İnsanlık nasıl direnmeli kendi vahşiliğine?
Bu kavganın kökü nerede; basıp kibriti kazıyacağımız.
Öfke, hüzün, ayrılık, acı ve çığlık.
Korku dolu birer çift göz her bedenin üzerinde.
O sınır çizgisi bu kadar mı mühimdi ey telleri sırtlanıp "mülkünü" çeviren insan.
O sınır çizgisi mi bizi bu denli vahşileştirdi, bir yudum toprak hırsına soyunmak, yakıp yıkmak bu denli basit miydi?
Aciz ve mülklüsün şimdi.
Önünde aklının almayacağı kadar toprak.
Öyle ki en açığından en koyusuna uzanan kahvesi.

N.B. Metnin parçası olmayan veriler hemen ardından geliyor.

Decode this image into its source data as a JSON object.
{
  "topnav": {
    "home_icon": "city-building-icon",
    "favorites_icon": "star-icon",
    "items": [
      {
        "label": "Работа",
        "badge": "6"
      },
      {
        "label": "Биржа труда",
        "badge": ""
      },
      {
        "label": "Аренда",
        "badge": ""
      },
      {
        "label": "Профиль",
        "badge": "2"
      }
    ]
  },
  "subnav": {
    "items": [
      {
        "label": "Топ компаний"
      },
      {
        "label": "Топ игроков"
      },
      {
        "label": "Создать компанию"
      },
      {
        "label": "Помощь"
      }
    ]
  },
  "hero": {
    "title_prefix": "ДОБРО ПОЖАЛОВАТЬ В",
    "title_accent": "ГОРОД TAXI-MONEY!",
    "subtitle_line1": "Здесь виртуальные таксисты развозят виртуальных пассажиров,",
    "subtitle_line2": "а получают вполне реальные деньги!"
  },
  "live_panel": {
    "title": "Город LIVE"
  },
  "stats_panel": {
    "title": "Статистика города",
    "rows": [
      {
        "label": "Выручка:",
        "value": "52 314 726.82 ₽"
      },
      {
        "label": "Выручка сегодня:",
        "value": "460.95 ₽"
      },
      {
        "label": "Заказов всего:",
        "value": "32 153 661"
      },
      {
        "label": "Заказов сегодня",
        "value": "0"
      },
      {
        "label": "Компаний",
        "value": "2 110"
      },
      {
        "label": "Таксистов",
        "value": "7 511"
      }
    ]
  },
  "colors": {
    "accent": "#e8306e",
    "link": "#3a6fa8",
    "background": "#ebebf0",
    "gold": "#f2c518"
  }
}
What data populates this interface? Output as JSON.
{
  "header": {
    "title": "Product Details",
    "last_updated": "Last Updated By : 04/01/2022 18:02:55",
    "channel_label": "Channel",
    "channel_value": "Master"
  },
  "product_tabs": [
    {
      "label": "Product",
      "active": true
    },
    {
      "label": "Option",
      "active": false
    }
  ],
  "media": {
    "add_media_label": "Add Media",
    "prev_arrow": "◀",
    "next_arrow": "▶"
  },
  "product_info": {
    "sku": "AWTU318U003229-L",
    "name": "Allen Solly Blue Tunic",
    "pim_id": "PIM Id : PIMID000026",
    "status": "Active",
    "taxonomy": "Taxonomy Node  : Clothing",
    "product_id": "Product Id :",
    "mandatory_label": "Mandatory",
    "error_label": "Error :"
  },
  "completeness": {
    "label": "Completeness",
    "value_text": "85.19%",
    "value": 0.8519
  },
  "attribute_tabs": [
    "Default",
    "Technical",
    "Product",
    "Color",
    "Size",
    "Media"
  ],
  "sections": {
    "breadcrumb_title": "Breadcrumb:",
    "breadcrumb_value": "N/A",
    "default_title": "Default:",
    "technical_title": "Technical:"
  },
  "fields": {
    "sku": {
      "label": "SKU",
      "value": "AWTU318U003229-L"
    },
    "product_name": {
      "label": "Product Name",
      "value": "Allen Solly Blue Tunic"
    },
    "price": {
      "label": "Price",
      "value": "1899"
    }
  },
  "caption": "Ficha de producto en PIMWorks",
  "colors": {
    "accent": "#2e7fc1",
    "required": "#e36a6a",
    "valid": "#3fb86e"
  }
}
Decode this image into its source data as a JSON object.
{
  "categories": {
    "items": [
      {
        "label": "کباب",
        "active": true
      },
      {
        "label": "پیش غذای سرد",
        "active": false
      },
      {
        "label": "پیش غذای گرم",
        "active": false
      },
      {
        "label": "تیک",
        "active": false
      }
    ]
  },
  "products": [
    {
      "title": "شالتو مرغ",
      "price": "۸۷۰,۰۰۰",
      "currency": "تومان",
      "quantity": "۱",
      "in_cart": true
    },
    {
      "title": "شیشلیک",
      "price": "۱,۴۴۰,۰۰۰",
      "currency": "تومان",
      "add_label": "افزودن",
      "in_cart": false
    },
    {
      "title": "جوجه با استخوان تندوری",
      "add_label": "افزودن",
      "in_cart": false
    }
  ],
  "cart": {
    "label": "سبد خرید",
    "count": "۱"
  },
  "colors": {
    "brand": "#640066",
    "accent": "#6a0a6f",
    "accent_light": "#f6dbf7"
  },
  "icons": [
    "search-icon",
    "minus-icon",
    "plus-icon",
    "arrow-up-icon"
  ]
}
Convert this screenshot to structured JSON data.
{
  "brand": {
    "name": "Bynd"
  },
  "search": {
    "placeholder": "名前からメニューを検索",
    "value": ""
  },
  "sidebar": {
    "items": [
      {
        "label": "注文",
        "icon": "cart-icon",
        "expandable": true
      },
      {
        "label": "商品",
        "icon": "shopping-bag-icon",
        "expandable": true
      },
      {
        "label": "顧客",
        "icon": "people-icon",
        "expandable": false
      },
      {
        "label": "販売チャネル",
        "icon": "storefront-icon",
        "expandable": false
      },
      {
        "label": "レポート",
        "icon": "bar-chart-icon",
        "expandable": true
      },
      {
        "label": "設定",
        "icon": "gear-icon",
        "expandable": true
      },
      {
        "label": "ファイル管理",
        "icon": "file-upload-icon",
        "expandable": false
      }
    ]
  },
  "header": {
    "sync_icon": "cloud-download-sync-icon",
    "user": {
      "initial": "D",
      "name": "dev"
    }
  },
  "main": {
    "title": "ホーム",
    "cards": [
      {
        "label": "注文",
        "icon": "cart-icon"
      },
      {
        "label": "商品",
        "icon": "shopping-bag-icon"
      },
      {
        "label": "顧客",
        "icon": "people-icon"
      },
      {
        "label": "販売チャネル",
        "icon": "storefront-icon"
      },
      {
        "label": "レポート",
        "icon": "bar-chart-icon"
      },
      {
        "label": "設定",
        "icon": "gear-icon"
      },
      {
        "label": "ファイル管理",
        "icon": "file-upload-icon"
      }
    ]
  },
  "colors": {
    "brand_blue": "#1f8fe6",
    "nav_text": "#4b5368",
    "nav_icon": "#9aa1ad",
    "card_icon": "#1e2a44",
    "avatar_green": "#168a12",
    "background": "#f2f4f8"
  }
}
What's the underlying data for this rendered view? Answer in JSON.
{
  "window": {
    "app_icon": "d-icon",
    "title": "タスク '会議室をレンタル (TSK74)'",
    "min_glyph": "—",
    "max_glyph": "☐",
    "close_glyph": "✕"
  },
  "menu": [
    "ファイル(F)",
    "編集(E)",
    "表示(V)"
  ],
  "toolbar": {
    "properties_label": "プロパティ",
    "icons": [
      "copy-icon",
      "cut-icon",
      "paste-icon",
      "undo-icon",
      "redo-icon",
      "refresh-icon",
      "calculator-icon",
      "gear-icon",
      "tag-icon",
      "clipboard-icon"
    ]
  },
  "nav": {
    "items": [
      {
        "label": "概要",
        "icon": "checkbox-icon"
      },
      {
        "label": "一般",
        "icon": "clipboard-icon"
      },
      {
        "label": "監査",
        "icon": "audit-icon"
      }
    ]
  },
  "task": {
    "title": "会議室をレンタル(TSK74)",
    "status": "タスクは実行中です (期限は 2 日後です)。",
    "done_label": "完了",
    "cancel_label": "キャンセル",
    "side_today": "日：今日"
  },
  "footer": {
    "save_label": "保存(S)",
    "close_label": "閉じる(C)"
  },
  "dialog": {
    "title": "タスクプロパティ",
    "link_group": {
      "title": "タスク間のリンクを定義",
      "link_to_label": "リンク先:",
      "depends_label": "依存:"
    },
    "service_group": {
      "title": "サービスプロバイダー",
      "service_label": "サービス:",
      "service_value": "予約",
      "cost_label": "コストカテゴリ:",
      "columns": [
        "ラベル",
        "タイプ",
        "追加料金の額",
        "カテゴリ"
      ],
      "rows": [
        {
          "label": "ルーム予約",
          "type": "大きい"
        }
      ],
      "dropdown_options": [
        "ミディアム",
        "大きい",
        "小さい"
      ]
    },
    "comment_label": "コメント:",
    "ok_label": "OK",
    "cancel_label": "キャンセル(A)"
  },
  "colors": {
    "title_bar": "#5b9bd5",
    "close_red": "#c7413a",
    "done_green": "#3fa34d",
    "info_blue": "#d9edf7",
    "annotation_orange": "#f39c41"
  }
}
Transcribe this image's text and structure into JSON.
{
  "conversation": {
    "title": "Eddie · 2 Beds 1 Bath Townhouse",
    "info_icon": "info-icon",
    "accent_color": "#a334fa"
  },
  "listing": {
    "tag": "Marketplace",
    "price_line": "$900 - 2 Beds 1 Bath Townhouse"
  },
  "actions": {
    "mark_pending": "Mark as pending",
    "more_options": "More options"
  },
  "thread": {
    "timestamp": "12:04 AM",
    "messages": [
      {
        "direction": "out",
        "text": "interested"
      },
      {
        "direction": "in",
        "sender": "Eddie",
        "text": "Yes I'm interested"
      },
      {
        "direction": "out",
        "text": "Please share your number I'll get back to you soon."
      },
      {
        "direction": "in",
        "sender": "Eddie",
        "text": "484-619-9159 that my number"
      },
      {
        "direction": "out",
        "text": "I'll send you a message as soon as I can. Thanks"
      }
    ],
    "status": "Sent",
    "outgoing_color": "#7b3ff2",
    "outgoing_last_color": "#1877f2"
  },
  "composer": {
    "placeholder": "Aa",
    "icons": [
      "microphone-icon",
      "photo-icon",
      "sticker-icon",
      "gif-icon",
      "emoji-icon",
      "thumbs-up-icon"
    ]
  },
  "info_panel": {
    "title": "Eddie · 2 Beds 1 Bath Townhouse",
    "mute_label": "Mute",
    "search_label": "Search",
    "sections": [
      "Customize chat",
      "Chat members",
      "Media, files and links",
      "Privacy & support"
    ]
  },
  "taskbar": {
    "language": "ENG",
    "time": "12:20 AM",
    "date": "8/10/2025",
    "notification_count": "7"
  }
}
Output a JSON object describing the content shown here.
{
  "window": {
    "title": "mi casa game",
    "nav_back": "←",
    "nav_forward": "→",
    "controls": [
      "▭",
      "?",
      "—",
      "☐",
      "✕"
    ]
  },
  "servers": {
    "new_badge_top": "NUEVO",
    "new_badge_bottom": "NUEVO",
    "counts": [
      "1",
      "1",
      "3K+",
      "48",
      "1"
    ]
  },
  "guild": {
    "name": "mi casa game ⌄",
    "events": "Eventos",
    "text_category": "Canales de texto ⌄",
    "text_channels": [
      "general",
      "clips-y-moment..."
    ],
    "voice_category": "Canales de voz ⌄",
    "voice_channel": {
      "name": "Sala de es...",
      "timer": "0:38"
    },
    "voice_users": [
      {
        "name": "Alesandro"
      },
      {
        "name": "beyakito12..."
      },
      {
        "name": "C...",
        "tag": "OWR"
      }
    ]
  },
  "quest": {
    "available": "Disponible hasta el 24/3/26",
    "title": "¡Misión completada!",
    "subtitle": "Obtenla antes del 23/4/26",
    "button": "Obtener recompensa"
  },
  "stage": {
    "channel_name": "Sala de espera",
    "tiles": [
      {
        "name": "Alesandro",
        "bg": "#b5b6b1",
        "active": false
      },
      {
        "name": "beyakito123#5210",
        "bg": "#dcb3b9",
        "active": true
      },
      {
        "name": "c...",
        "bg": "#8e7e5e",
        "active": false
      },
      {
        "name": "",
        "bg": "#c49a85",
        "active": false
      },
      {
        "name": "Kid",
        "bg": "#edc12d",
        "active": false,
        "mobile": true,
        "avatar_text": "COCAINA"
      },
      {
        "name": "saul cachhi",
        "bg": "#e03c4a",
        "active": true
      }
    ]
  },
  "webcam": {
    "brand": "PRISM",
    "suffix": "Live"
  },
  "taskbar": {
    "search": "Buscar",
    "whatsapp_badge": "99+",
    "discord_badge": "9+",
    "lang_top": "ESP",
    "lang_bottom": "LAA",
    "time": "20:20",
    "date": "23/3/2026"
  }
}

Ve pek ilgilendiğini zannetmiyorum fakat, az ilerde, tel örgünün dibindeki nehirde senden olmayan milletin kan şelalesi.
Hiç olmadığın kadar kudretlisin şimdi.
Tek kaldın.
Bir zamanlar farklılıkların, harmoninin ve renklerin olduğu koca dünyada.
Şimdi sırtlan tellerini
Çevir sahip olduğun koca dünyanın gövdesini...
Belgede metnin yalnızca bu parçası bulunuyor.